SEGUIRE
COMIENDO PLATANOS CON SALAMI
Por
José Alfonso Garcia
Hay hombres de piel morena y sueños fallidos que dicen
amar esta ciudad con todo su corazón. Sin embargo; prefieren vivir inadvertidos
en ciudades vecinas donde no los conocen ni los perros; y no se mudarían a
vivir con su familia a su Lawrence del alma, ni que los maten. ¡Jesús ché!, ¿Yo
vivir en Lawrence? Apresuran su
respuesta cuando algún desprevenido les hace la pregunta del millón.
Otros que también parecen amar a Lawrence profundamente
son aquellos que gritan a los cuatro vientos: ¡Esta es mi ciudad! Pero, aun
viven aquí porque parece que, por el momento, la realidad de su entorno
económico sigue siendo más fuerte, que su sueño inalcanzable de marcharse para
Andover.
Hay muchos, sin embargo, que como usted, como aquel, o como yo,
seguiremos enarbolando por siempre y con orgullo la bandera de nuestro origen
latino en la bella ciudad de los Inmigrantes. Resistiremos con firmeza la
mezquina tentación de negociar la estirpe de nuestras raíces hispanas y aprenderemos
a insertarnos con éxitos en esta sociedad distinta si tener que renunciar a lo
que algunos afirman son nuestras malas costumbres; a veces exageradas por la
mera percepción, la ignorancia o intereses económicos. Podremos convertirnos en
ciudadanos ejemplares y exitosos sin dejar de experimentar la agradable sensación
de comernos nuestros plátanos con salami, hablar en tono muy alto, o celebrar con
unos tragos sin motivos aparentes y al ritmo cadencioso de una bachata. Estos
hábitos, visibles factores de nuestro diario vivir, aunque notables, no parecen
ser razones suficientes para permitir que nos metan a todos en un mismo saco para
considerarnos como vulgares ladrones, mentirosos, asaltantes, drogadictos,
violadores, mafiosos, ilegales y corruptos.

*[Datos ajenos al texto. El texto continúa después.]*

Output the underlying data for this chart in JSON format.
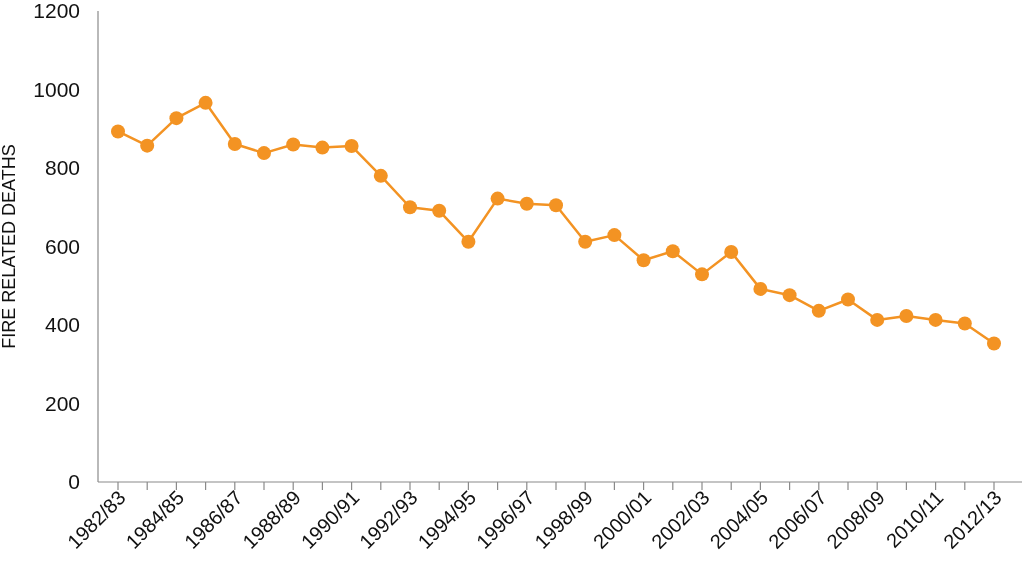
{
  "chart_data": {
    "type": "line",
    "ylabel": "FIRE RELATED DEATHS",
    "categories": [
      "1982/83",
      null,
      "1984/85",
      null,
      "1986/87",
      null,
      "1988/89",
      null,
      "1990/91",
      null,
      "1992/93",
      null,
      "1994/95",
      null,
      "1996/97",
      null,
      "1998/99",
      null,
      "2000/01",
      null,
      "2002/03",
      null,
      "2004/05",
      null,
      "2006/07",
      null,
      "2008/09",
      null,
      "2010/11",
      null,
      "2012/13"
    ],
    "values": [
      893,
      857,
      927,
      966,
      861,
      838,
      860,
      852,
      856,
      780,
      700,
      691,
      612,
      722,
      709,
      705,
      612,
      629,
      565,
      588,
      529,
      586,
      492,
      476,
      436,
      465,
      413,
      423,
      413,
      404,
      353
    ],
    "color": "#f39323",
    "marker": "circle",
    "ylim": [
      0,
      1200
    ],
    "yticks": [
      0,
      200,
      400,
      600,
      800,
      1000,
      1200
    ]
  }
}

Pues, como decía mi vieja, que Dios siempre guarde en gloria: “A mi, los fósforos” o “La calentura no está en las sábanas” Yo seguiré viviendo en Lawrence y comiéndome mi plátano. ¿Y tú?

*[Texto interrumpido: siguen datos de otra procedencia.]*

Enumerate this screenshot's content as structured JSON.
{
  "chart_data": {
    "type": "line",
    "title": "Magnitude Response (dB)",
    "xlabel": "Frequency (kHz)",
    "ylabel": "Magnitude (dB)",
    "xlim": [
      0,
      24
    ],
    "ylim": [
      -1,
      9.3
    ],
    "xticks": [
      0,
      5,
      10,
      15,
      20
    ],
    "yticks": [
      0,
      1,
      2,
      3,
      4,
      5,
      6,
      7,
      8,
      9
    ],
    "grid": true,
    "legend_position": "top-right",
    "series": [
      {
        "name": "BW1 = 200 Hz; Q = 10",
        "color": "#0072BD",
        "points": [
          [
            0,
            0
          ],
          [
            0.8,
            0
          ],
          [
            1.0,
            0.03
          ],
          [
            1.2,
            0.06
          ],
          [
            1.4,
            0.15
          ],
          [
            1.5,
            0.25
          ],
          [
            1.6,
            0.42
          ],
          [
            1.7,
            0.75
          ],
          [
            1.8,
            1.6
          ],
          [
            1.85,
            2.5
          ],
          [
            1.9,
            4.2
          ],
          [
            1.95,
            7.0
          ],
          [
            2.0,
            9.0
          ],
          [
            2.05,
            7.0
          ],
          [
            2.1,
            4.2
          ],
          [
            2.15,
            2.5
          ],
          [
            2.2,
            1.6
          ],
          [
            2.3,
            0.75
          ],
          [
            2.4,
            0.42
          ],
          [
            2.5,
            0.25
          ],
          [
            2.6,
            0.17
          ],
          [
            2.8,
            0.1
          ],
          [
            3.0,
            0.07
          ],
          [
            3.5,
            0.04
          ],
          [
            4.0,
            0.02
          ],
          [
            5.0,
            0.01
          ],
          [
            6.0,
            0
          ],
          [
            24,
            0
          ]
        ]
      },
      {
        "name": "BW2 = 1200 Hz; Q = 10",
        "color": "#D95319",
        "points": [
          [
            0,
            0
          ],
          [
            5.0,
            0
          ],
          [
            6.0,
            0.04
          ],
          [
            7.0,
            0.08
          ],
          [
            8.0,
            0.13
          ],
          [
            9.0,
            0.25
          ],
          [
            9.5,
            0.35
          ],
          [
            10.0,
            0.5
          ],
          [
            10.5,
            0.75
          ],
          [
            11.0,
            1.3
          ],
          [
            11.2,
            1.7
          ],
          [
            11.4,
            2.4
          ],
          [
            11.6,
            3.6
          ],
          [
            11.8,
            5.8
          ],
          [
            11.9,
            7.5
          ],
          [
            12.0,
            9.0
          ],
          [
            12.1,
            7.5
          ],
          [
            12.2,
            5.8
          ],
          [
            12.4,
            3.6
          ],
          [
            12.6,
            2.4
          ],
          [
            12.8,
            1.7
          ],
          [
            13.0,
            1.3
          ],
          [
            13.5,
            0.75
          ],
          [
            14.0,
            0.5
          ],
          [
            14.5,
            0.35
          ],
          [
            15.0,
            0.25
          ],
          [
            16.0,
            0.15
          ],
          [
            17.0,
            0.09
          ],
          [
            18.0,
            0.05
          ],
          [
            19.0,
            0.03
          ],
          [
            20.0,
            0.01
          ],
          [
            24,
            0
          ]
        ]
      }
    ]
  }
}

Pues, como decía mi vieja, que Dios siempre guarde en gloria: “A mi, los fósforos” o “La calentura no está en las sábanas” Yo seguiré viviendo en Lawrence y comiéndome mi plátano. ¿Y tú?
Para esos
humildes y bondadosos ciudadanos que aman tanto esta ciudad; pero que al mismo
tiempo la detestan, aunque con cierta ternura. A esos gavilanes del desierto;
maestros en las artes de pescar en río revuelto sin mojarse los zapatos. A esos
tiburones callejeros capaces de sumergirse en el fango sin estropearse su ropa;
a esos paladines encumbrados de la honestidad y del decoro, los felicito, les
reconozco su audacia y “Les saco su moro aparte”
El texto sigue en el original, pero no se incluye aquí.